Гость во втором ряду, по всему молодой совсем человек, казалось, и вовсе уснул, дожидаясь начала аукциона. Он явился под руку с приятелем, но теперь был один... Сидел, откинувшись на широкую спинку дивана, и даже сопел. Поначалу Ханна подумала, что такого мальчишку обвести вокруг пальца будет несложно, но, придя к выводу, что уснул он не без помощи алкоголя, сразу же испытала презрение, граничившее с гадливостью. Хватит с нее упившихся пьяниц: вся ее жизнь в последние годы сводилась к заботе о пьяном отце. Пьяным он, к счастью, был тихим, руку на дочек не поднимал, но Ханна знала и тех, кто поколачивал женушек в пьяном угаре... Вдруг и этот такой. Только этого не хватало!
Женщин Ханна в расчет не брала, их присутствие вообще удивило ее. Казалось бы, их не должны интересовать подобные вещи, но, как после она убедилась, некоторые матроны могли оказаться похуже мужчин...
В общем и целом она остановила свой выбор на гордеце, как она его назвала, сидевшем в первом ряду рядом с женщиной в голубом... Он так высоко задирал подбородок, что вряд ли видел что-то вокруг, и все-таки первым начал торги за волчицу, которую распорядитель выставил первым лотом.
– Молодая волчица двадцати с лишним лет, зрелая и выносливая. Страстная как тигрица! – расписывал он, подогревая интерес участников аукциона к товару. – Приготовьтесь испытать боль и удовольствие одновременно... Кто осмелится дать за нее десять фунтов?
Человек это был маленький, верткий, лжец до мозга костей. Вряд ли он знал хоть немного о каждом из перевертышей, продаваемом им, но, виртуозно играя на людских слабостях и пороках, он говорил именно то, что те желали услышать.
Гордец и скряга вскинули руки одновременно.
– Десять! – выкрикнул Скряга.
– Двадцать пять, – перебил его ставку Гордец.
Скряга, к удивлению девушки, поднял ставку до тридцати, но сдулся, когда оппонент выкрикнул тридцать пять.

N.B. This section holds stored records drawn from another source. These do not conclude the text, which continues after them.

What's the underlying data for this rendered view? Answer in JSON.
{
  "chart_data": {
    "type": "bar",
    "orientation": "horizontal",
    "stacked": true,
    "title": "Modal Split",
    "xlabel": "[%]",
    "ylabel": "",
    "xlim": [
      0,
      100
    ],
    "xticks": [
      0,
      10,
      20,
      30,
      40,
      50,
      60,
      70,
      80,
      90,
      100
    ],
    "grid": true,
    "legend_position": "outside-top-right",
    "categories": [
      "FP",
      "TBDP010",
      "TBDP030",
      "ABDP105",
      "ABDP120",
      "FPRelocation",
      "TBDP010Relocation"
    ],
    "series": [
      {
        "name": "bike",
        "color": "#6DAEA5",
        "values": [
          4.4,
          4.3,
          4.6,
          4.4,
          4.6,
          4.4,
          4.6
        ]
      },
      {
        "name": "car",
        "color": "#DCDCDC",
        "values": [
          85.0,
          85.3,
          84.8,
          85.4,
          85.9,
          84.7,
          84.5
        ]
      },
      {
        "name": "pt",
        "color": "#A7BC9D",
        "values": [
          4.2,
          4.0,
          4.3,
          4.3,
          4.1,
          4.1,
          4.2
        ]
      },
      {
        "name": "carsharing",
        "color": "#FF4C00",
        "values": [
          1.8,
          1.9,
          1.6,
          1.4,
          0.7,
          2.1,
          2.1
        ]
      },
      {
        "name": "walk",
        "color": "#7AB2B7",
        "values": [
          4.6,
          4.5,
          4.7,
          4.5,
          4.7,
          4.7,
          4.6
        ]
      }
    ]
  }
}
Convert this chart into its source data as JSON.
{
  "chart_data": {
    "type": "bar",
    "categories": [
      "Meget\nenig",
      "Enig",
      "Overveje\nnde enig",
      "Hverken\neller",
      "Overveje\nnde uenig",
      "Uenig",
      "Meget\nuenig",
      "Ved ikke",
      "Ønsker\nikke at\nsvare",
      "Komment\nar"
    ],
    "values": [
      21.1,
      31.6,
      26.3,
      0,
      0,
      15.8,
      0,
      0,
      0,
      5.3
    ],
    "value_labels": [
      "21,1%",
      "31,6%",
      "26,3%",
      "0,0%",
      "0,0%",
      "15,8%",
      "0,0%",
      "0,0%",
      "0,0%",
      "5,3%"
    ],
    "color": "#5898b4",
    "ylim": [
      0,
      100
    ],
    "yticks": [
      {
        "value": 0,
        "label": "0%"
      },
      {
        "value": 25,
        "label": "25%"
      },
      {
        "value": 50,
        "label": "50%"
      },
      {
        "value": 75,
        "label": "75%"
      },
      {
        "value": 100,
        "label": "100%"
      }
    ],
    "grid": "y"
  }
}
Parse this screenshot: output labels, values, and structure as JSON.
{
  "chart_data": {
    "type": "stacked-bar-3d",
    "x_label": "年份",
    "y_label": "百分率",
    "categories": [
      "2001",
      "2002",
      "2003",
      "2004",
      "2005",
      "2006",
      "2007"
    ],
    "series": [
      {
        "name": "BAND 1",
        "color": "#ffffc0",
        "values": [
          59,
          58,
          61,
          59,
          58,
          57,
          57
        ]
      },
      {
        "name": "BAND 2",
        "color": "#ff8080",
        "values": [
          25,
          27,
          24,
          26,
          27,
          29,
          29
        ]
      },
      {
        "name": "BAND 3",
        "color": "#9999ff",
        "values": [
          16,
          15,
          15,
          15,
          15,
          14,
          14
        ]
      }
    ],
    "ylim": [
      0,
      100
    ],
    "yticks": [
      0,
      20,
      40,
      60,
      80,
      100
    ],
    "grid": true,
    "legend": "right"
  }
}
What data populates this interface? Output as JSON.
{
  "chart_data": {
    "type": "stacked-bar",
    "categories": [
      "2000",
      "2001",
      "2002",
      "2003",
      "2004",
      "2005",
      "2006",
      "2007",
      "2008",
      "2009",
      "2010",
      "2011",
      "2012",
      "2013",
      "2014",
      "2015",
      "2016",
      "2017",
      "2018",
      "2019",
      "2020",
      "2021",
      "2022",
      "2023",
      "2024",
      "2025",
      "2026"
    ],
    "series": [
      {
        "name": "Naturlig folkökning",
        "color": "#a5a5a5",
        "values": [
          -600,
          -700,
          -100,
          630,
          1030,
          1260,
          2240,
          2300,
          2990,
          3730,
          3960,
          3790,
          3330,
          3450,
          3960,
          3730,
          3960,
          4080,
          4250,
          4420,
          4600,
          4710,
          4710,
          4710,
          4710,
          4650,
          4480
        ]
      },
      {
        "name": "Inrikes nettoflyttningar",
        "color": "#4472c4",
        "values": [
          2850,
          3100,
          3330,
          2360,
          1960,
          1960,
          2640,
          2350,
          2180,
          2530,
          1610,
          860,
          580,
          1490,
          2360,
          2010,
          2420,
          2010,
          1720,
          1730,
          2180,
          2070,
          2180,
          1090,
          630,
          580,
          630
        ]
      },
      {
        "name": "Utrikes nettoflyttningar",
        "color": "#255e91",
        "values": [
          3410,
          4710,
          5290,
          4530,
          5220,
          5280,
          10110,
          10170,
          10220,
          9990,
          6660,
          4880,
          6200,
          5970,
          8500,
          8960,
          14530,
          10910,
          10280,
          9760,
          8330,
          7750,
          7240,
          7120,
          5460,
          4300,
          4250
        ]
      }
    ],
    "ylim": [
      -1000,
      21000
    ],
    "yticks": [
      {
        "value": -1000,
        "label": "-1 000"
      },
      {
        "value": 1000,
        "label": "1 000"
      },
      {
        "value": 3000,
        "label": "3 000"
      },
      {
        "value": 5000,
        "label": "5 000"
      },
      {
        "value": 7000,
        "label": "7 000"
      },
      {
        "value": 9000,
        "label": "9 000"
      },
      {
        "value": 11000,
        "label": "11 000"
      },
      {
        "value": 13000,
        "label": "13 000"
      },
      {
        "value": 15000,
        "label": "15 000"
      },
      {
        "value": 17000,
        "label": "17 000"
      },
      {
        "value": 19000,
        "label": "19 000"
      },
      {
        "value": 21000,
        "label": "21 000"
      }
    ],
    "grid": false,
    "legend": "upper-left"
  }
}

Раздосадованная, что выбранный ею мужчина выбыл в первом же торге, девушка с замиранием сердца следила, кто уйдет следующим.
Им оказался Толстяк.
Он выложил за лисицу феноменальную сумму в шестьдесят фунтов и довольным поднялся со стула, прошествовав к выходу.
– А теперь, дамы и господа, позвольте представить вам наш особенный лот: молодую волчицу, до последнего времени запечатанную браслетом, – голосом хриплым, с некой многозначительной интонацией произнес распорядитель и указал в сторону Ханны. – Это юное, неискушенное существо только-только познает искусство... быть женщиной и волчицей. Кто станет ее непревзойденным наставником и поможет познать... радости жизни? – Он выдержал паузу, позволяя словам проникнуть в сознание слушавших, обволочь их своей паутиной и заставить желать нарисованное фантазией. – Начальная ставка двадцать пять фунтов. Кто даст больше?
Ханна затаила дыхание.
– Тридцать, – раздался голос женщины в маске, и девушку бросило в жар.
Боже мой, кто угодно, только бы не она! Глаза в прорезях маски пугали ее.
– Тридцать один! – выкрикнул Скряга.
Дама презрительно фыркнула и парировала:
– Тридцать пять.
Ханна взмолилась в душе, чтобы в Скряге вспыхнул азарт, желание перебить ставку женщины в голубом чего бы ему это ни стоило, но он медлил.
И вдруг:
– Тридцать шесть, – выдал чуть сипло.
– Тридцать семь, – явно в насмешку над ним произнесла женщина.